Powerline’s Steven Hayward has been tracking the break up
and break down of American universities. By his lights, universities are now
dividing between the STEM fields and the rest. More numbers-based fields like
economics will find themselves with the STEM fields. (via Maggie’s Farm)
Hayward explained his thought in a lecture at Arizona State
University:
I think
we’re already seeing the beginnings of a de
facto divorce of universities, in which the STEM fields and other
“practical” disciplines essentially split off from the humanities and social
sciences, not to mention the more politicized departments.
At this
rate eventually many of our leading research universities will bifurcate into
marginal fever swamps of radicalism whose majors will be unfit for employment
at Starbucks, and a larger campus dedicated to science and technology
education.
The break up is starting to happen, he continues, at the University of Wisconsin at Stevens Point.
That school has now decided to eliminate a significant number of humanities and
social science departments.
He quotes Inside Higher Education:
Programs
pegged for closure are American studies, art (excluding graphic design),
English (excluding English for teacher certification), French, geography,
geoscience, German, history (excluding social science for teacher
certification), music literature, philosophy, political science, sociology and
Spanish.
Some commentators responded to Hayward by noting that while
English and French were being eliminated, the fever swamps of leftist thinking,
gender and ethnic studies were not.
Hayward responded:
To
which I would say, you’d be astounded at how politicized some foreign language
departments are. Many English departments are totally lost to the left; one
easy screen is to see whether they have dropped Shakespeare as a requirement
for an English degree. When you see that, you can cross them off your list.
I’ve already written
here about how most Geography departments have become leftist fever
swamps that have nothing to do any more with what you’d recognize as
“geography,” and I’ll bet “geoscience” is doubtful too. History is often more
than half lost to the left, too, though there is more variance in History.
But, Hayward sees a silver lining in it all. Perhaps the
English professors who are about to lose their jobs will band together and take
out after the identity politics departments and the oppression studies
faculties:
It will
further isolate the crazy “studies” departments, and may galvanize the faculty
members who know, but lack the courage to say, that these “studies” programs
are mediocre fever swamps.
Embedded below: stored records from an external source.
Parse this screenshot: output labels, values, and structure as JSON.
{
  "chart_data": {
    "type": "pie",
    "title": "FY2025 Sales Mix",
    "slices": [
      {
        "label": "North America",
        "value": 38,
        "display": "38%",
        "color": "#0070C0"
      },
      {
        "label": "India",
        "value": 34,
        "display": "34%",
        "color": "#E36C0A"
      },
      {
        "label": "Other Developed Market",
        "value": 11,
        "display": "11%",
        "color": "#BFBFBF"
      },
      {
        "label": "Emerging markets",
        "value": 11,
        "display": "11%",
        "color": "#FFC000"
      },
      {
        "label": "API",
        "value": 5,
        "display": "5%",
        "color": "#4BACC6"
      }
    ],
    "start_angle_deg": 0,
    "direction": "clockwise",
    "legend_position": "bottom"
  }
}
If more and more tenured faculty in traditional
departments face the axe, they just might start to find some courage to say
aloud what everyone knows—that the academic emperor of oppression studies isn’t
wearing any intellectual clothes.
Calling them “mediocre fever swamps” seems a mite generous
to me. They are indoctrination mills designed not only to brainwash students
but to make it impossible for them to learn much of anything within the context
of the humanities and the social sciences.
I would appear that the students who have suffered this
brainwashing are being rendered dysfunctional, unable to function with a normal
work environment. Yet, I have been informed by a commenter on this blog that the corporate world has been working to adapt to the dysfunctionality and does
not hold young hires responsible for their malformation. If such is the case,
we are in worse shape than we think.
5 comments:
Soooooo...businesses and corporations are turning to deprogamming new hires?
In a way, that's a shame. Though on the one hand, the tainted humanities are deforming, on the other, do we want a breed of technocrats with no leavening understanding of literature, history, sociology or art?
As several have commented on the Stevens Point course reductions...they are the continued razing of the Humanites developed within "western" culture...with the aim of replacement.
It's a very narrow minded class of humanity, left or right, that wants a technocratic ruling class with no historical or cultural background.
This is an attempt to remove and replace, not eliminate.
- shoe
I cannot get myself worked up over what 22 year olds think or want. Nobody I know is remotely the same as they were in kollege, and everything I wanted to learn about (and that includes humanities) I learned almost exclusively after skool daze ended. For that matter, I doubt I'd even be interested in a 22 year old's insight into Shakespeare.
Walt, I think we'd like "a breed of technocrats with no leavening understanding of literature, history, sociology or art" AS TAUGHT NOW. Since they wouldn't understand art, literature, history, or sociology. The real stuff, yes.